Finance Department EMS Ambulance Cost of Service Analysis November 8, 2010 Michelle Mitchell, Director
Table of Contents • Background • Issues • Collection Rates (2009 vs. 2010) • Cost of Services Receivables Outstanding Billed in the Last 24 Months • Recommendations • Response to Community Concerns • Process Improvement Detail • Appendix A – New Ambulance Forms • Transport Information Form • Follow Up Information Form • Invoice • Past Due Notice
Background • Houston’s ambulance base transportation rate is the lowest in the state of Texas for major cities at $415. Fort Worth charges $1,146; Austin charges $850 and Dallas charges $800. • Houston’s cost of service to transport is approximately $1,128 per transport. 90% of all collections currently come from insurance companies. • Billings and collections are done by ACS, a third party contractor. Currently, ACS receives a fee of 14% of current collections and has an opportunity to earn an additional 6% annually based on productivity targets.

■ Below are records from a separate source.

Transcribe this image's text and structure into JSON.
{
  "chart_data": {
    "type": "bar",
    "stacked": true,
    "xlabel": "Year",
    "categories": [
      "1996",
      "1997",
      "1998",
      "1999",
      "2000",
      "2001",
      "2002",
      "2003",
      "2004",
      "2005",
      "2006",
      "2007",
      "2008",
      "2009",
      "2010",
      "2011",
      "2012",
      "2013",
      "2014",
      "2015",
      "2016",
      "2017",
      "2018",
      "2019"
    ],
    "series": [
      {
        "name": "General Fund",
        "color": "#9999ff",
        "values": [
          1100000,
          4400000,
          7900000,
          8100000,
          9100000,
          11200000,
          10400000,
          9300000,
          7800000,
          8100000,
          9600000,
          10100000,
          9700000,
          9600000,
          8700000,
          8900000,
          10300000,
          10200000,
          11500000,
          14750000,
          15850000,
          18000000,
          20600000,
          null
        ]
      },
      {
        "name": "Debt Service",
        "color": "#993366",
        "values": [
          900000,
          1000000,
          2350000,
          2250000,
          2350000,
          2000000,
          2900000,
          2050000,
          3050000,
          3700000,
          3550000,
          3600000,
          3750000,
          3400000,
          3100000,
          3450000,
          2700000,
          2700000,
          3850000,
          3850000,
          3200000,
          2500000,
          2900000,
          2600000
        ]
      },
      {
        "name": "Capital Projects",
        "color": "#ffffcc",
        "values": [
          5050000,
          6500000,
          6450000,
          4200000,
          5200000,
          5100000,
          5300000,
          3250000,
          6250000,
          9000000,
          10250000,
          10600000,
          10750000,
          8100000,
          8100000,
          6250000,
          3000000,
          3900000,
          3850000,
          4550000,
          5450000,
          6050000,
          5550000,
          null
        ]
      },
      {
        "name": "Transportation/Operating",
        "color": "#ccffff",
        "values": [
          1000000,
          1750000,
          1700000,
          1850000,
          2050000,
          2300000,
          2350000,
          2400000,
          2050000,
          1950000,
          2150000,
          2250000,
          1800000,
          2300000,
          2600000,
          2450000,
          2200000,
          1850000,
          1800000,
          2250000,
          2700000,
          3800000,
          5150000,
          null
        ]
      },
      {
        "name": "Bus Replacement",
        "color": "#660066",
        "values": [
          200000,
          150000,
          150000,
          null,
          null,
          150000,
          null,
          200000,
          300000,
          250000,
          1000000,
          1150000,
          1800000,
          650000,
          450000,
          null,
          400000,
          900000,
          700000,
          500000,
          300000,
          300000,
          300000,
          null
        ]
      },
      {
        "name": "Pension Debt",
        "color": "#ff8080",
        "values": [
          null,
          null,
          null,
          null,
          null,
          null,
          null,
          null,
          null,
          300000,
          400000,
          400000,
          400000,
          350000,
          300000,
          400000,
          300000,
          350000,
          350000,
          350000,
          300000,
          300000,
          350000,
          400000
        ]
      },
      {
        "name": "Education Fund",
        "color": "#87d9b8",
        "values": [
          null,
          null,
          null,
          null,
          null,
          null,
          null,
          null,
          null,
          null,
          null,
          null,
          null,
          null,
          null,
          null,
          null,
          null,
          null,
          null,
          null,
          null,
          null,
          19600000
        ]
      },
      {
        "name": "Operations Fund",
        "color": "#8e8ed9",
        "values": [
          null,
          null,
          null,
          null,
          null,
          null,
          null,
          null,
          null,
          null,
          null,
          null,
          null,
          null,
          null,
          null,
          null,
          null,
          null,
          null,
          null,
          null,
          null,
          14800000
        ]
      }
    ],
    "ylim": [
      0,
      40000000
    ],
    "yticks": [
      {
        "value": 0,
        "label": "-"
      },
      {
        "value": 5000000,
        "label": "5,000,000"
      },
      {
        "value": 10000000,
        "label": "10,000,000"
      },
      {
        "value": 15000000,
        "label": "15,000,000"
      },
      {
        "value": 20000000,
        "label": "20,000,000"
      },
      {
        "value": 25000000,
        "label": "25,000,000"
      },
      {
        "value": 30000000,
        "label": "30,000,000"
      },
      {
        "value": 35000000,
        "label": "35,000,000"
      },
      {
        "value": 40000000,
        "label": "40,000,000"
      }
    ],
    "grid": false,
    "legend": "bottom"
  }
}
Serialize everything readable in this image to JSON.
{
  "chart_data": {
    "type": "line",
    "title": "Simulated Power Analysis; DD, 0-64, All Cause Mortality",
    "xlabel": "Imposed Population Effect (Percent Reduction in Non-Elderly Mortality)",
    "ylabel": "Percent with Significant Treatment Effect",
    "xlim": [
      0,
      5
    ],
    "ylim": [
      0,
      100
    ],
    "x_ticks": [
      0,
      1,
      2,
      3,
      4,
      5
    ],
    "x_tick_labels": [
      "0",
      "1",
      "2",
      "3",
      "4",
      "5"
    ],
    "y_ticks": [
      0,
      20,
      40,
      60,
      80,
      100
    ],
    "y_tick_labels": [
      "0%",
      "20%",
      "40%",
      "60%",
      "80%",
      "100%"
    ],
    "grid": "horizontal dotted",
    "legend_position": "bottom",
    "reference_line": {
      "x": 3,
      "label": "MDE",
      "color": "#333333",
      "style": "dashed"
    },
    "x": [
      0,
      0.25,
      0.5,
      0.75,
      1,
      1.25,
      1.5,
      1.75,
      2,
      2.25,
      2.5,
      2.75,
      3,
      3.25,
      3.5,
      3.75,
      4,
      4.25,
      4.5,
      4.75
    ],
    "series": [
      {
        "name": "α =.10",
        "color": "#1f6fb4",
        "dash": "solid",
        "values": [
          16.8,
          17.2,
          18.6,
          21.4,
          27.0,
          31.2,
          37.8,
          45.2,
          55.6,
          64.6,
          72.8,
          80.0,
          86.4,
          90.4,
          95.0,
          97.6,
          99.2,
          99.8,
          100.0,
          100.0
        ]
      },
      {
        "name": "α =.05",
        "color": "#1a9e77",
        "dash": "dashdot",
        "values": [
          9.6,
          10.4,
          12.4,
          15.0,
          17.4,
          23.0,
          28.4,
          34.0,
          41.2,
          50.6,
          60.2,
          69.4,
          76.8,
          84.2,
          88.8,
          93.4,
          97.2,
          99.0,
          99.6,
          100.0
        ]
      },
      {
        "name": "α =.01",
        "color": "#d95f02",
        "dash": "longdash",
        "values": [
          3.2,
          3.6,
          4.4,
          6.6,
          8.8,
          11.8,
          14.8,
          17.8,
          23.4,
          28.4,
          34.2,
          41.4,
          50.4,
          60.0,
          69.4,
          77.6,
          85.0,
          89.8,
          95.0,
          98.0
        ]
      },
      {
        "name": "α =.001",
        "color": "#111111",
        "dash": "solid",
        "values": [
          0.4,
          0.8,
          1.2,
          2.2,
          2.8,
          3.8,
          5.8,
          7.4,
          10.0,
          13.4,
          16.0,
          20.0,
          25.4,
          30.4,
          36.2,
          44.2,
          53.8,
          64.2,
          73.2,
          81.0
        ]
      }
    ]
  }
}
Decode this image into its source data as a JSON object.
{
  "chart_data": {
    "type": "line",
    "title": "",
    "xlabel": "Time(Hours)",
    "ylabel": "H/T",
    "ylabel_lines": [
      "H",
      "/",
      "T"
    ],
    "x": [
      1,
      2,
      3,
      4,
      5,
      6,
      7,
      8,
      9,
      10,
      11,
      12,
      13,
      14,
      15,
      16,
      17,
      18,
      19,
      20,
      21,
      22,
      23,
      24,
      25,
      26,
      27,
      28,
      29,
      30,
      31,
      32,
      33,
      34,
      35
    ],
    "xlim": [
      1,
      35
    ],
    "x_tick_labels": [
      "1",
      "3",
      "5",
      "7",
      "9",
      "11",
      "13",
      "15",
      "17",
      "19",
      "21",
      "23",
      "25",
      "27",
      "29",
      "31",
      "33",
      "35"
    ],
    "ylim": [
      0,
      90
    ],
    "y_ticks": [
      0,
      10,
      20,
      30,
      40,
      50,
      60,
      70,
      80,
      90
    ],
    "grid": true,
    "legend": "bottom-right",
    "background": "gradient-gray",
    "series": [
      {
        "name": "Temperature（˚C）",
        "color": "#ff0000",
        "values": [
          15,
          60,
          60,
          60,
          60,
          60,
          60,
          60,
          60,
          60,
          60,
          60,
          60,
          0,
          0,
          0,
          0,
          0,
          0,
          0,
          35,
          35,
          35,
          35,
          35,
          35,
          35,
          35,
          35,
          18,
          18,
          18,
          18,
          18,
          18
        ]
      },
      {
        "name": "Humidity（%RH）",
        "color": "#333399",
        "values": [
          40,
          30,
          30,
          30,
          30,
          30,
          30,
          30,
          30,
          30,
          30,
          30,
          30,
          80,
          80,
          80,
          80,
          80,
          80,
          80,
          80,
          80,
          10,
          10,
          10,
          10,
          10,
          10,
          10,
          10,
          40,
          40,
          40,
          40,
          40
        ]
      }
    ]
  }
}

Issues • Houston’s cost of service to transport is approximately twice the amount of our current rate. • Houston is not getting its fair share of available insurance reimbursement dollars. • Medicare and private insurance reimbursement rates are depressed due to Houston’s low base transportation rate. • Current process of billings and collections. • Transports billed vs. gross collection: • 131,000 in 2010 - $68 million billed vs. $24 million collected • 139,000 in 2009 - $74 million billed vs. $29 million collected
Recommendations • Increase the base transportation rate from $415 to $1,000. • The estimated revenue impact from insurance providers is $5.5 million annually or approximately $3.2 million for FY2011 as of 12/1/10. • Eliminate the City’s policy of pro-rating charges for multiple riders in the same ambulance. • The estimated revenue impact is $500,000 annually. • Billings and collections process improvement. • Implement annual fee escalators based on appropriate indexes.
Response to Community Concerns • Implement procedures to identify low income qualifying individuals at time of transport. • Implement procedures to allow low income transport individuals not previously identified to show proof of qualification at time of billing. • Implement procedures to bill the uninsured at a discount rate. • Implement new intake forms for improved clarity and readability.
Process Improvement Detail • Improve transport identification process for billing. • Improve the automated hospital sharing information. • Improve debt collection techniques for transported individuals (e.g. phone calls, mailings, negotiated settlements and credit bureau reporting). • Implement ongoing oversight of the outside billers and collectors ensuring productivity measure are maximized.